Senate turns to popular military construction bill

Chamber also confirms former House Budget Chairman Jim Nussle, R-Iowa, as director of the Office of Management and Budget.

The Senate resumed work today on fiscal 2008 appropriations measures after completing just one of the 12 annual spending bills before the August recess.

The chamber took up a $109.2 billion Military Construction-Veterans Affairs measure, the most politically popular spending bill and one that President Bush has decided not to veto even though it is $4 billion above his request. A similar House version passed on a 409-2 vote.

As with the House bill, the White House issued a Statement of Administration Policy saying while Bush would not veto the measure, he would veto other spending bills unless $4 billion in offsets were found.

The chamber interrupted consideration of the Military Construction-VA bill to spend three hours debating the nomination of former House Budget Chairman Jim Nussle, R-Iowa, before confirming him as director of the Office of Management and Budget.

Majority Leader Harry Reid, D-Nev., said the Senate "plans to devote considerable time this work period" to appropriations, including passage of three more spending measures before adjourning Sept. 12 for the week in observance of Rosh Hashana. The House has completed work on all 12 bills, but the lack of Senate action has prompted the White House and congressional Republicans to go on the offensive against Senate Democrats.

"This almost certainly means we'll soon be looking at an appropriations train wreck here in the next few weeks, followed by a continuing resolution to keep the government running," Senate Minority Leader Mitch McConnell, R-Ky., said Tuesday on the floor. He noted that Democrats took his own party to task last year when Senate Republicans failed to complete action on appropriations bills.

After completing the Military Construction-VA bill early this week, Reid said the chamber would turn to the $34.4 billion State-Foreign Operations bill. The measure is $700 million below Bush's request, but contains abortion language similar to House version language that prompted a veto threat. Reid said the chamber will then take up the $104.7 billion Transportation-Housing and Urban Development bill, also likely to receive a White House veto threat over spending levels.

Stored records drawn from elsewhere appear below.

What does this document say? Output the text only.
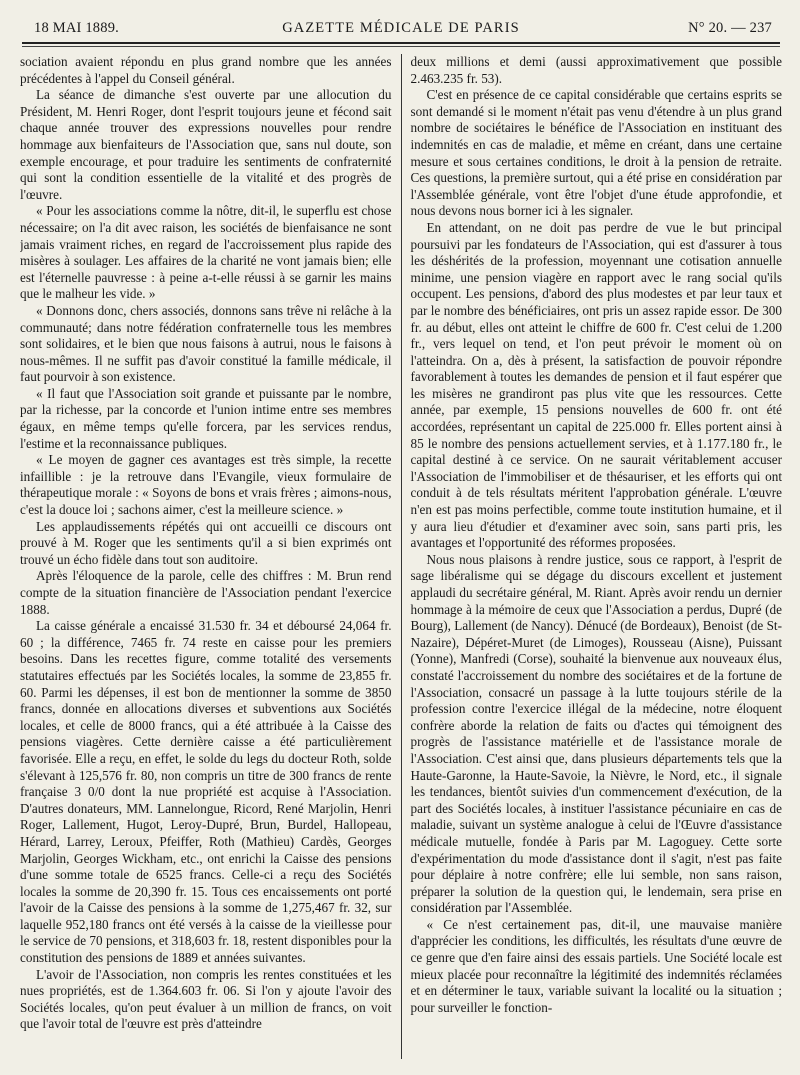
18 MAI 1889.	GAZETTE MÉDICALE DE PARIS	N° 20. — 237

sociation avaient répondu en plus grand nombre que les années précédentes à l'appel du Conseil général.

La séance de dimanche s'est ouverte par une allocution du Président, M. Henri Roger, dont l'esprit toujours jeune et fécond sait chaque année trouver des expressions nouvelles pour rendre hommage aux bienfaiteurs de l'Association que, sans nul doute, son exemple encourage, et pour traduire les sentiments de confraternité qui sont la condition essentielle de la vitalité et des progrès de l'œuvre.

« Pour les associations comme la nôtre, dit-il, le superflu est chose nécessaire; on l'a dit avec raison, les sociétés de bienfaisance ne sont jamais vraiment riches, en regard de l'accroissement plus rapide des misères à soulager. Les affaires de la charité ne vont jamais bien; elle est l'éternelle pauvresse : à peine a-t-elle réussi à se garnir les mains que le malheur les vide. »

« Donnons donc, chers associés, donnons sans trêve ni relâche à la communauté; dans notre fédération confraternelle tous les membres sont solidaires, et le bien que nous faisons à autrui, nous le faisons à nous-mêmes. Il ne suffit pas d'avoir constitué la famille médicale, il faut pourvoir à son existence.

« Il faut que l'Association soit grande et puissante par le nombre, par la richesse, par la concorde et l'union intime entre ses membres égaux, en même temps qu'elle forcera, par les services rendus, l'estime et la reconnaissance publiques.

« Le moyen de gagner ces avantages est très simple, la recette infaillible : je la retrouve dans l'Evangile, vieux formulaire de thérapeutique morale : « Soyons de bons et vrais frères ; aimons-nous, c'est la douce loi ; sachons aimer, c'est la meilleure science. »

Les applaudissements répétés qui ont accueilli ce discours ont prouvé à M. Roger que les sentiments qu'il a si bien exprimés ont trouvé un écho fidèle dans tout son auditoire.

Après l'éloquence de la parole, celle des chiffres : M. Brun rend compte de la situation financière de l'Association pendant l'exercice 1888.

La caisse générale a encaissé 31.530 fr. 34 et déboursé 24,064 fr. 60 ; la différence, 7465 fr. 74 reste en caisse pour les premiers besoins. Dans les recettes figure, comme totalité des versements statutaires effectués par les Sociétés locales, la somme de 23,855 fr. 60. Parmi les dépenses, il est bon de mentionner la somme de 3850 francs, donnée en allocations diverses et subventions aux Sociétés locales, et celle de 8000 francs, qui a été attribuée à la Caisse des pensions viagères. Cette dernière caisse a été particulièrement favorisée. Elle a reçu, en effet, le solde du legs du docteur Roth, solde s'élevant à 125,576 fr. 80, non compris un titre de 300 francs de rente française 3 0/0 dont la nue propriété est acquise à l'Association. D'autres donateurs, MM. Lannelongue, Ricord, René Marjolin, Henri Roger, Lallement, Hugot, Leroy-Dupré, Brun, Burdel, Hallopeau, Hérard, Larrey, Leroux, Pfeiffer, Roth (Mathieu) Cardès, Georges Marjolin, Georges Wickham, etc., ont enrichi la Caisse des pensions d'une somme totale de 6525 francs. Celle-ci a reçu des Sociétés locales la somme de 20,390 fr. 15. Tous ces encaissements ont porté l'avoir de la Caisse des pensions à la somme de 1,275,467 fr. 32, sur laquelle 952,180 francs ont été versés à la caisse de la vieillesse pour le service de 70 pensions, et 318,603 fr. 18, restent disponibles pour la constitution des pensions de 1889 et années suivantes.

L'avoir de l'Association, non compris les rentes constituées et les nues propriétés, est de 1.364.603 fr. 06. Si l'on y ajoute l'avoir des Sociétés locales, qu'on peut évaluer à un million de francs, on voit que l'avoir total de l'œuvre est près d'atteindre

deux millions et demi (aussi approximativement que possible 2.463.235 fr. 53).

C'est en présence de ce capital considérable que certains esprits se sont demandé si le moment n'était pas venu d'étendre à un plus grand nombre de sociétaires le bénéfice de l'Association en instituant des indemnités en cas de maladie, et même en créant, dans une certaine mesure et sous certaines conditions, le droit à la pension de retraite. Ces questions, la première surtout, qui a été prise en considération par l'Assemblée générale, vont être l'objet d'une étude approfondie, et nous devons nous borner ici à les signaler.

En attendant, on ne doit pas perdre de vue le but principal poursuivi par les fondateurs de l'Association, qui est d'assurer à tous les déshérités de la profession, moyennant une cotisation annuelle minime, une pension viagère en rapport avec le rang social qu'ils occupent. Les pensions, d'abord des plus modestes et par leur taux et par le nombre des bénéficiaires, ont pris un assez rapide essor. De 300 fr. au début, elles ont atteint le chiffre de 600 fr. C'est celui de 1.200 fr., vers lequel on tend, et l'on peut prévoir le moment où on l'atteindra. On a, dès à présent, la satisfaction de pouvoir répondre favorablement à toutes les demandes de pension et il faut espérer que les misères ne grandiront pas plus vite que les ressources. Cette année, par exemple, 15 pensions nouvelles de 600 fr. ont été accordées, représentant un capital de 225.000 fr. Elles portent ainsi à 85 le nombre des pensions actuellement servies, et à 1.177.180 fr., le capital destiné à ce service. On ne saurait véritablement accuser l'Association de l'immobiliser et de thésauriser, et les efforts qui ont conduit à de tels résultats méritent l'approbation générale. L'œuvre n'en est pas moins perfectible, comme toute institution humaine, et il y aura lieu d'étudier et d'examiner avec soin, sans parti pris, les avantages et l'opportunité des réformes proposées.

Nous nous plaisons à rendre justice, sous ce rapport, à l'esprit de sage libéralisme qui se dégage du discours excellent et justement applaudi du secrétaire général, M. Riant. Après avoir rendu un dernier hommage à la mémoire de ceux que l'Association a perdus, Dupré (de Bourg), Lallement (de Nancy). Dénucé (de Bordeaux), Benoist (de St-Nazaire), Dépéret-Muret (de Limoges), Rousseau (Aisne), Puissant (Yonne), Manfredi (Corse), souhaité la bienvenue aux nouveaux élus, constaté l'accroissement du nombre des sociétaires et de la fortune de l'Association, consacré un passage à la lutte toujours stérile de la profession contre l'exercice illégal de la médecine, notre éloquent confrère aborde la relation de faits ou d'actes qui témoignent des progrès de l'assistance matérielle et de l'assistance morale de l'Association. C'est ainsi que, dans plusieurs départements tels que la Haute-Garonne, la Haute-Savoie, la Nièvre, le Nord, etc., il signale les tendances, bientôt suivies d'un commencement d'exécution, de la part des Sociétés locales, à instituer l'assistance pécuniaire en cas de maladie, suivant un système analogue à celui de l'Œuvre d'assistance médicale mutuelle, fondée à Paris par M. Lagoguey. Cette sorte d'expérimentation du mode d'assistance dont il s'agit, n'est pas faite pour déplaire à notre confrère; elle lui semble, non sans raison, préparer la solution de la question qui, le lendemain, sera prise en considération par l'Assemblée.

« Ce n'est certainement pas, dit-il, une mauvaise manière d'apprécier les conditions, les difficultés, les résultats d'une œuvre de ce genre que d'en faire ainsi des essais partiels. Une Société locale est mieux placée pour reconnaître la légitimité des indemnités réclamées et en déterminer le taux, variable suivant la localité ou la situation ; pour surveiller le fonction-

The only hint of controversy in the Military Construction-VA bill so far is a provision authored by Sen. Dianne Feinstein, D-Calif., that would block a Bush administration proposal to allow portions of the 388-acre West Los Angeles VA Medical Center to be developed for commercial purposes. Labeling the provision an "earmark," the SAP said the administration strongly opposes it, estimating it could cost $4 billion in lost revenues.

A Feinstein spokesman said her office has not previously seen that figure, and that she put in the language to ensure the land is used only for veterans' facilities and not commercial development. Similar language was removed from the spring Iraq supplemental in last-minute negotiations because of White House objections.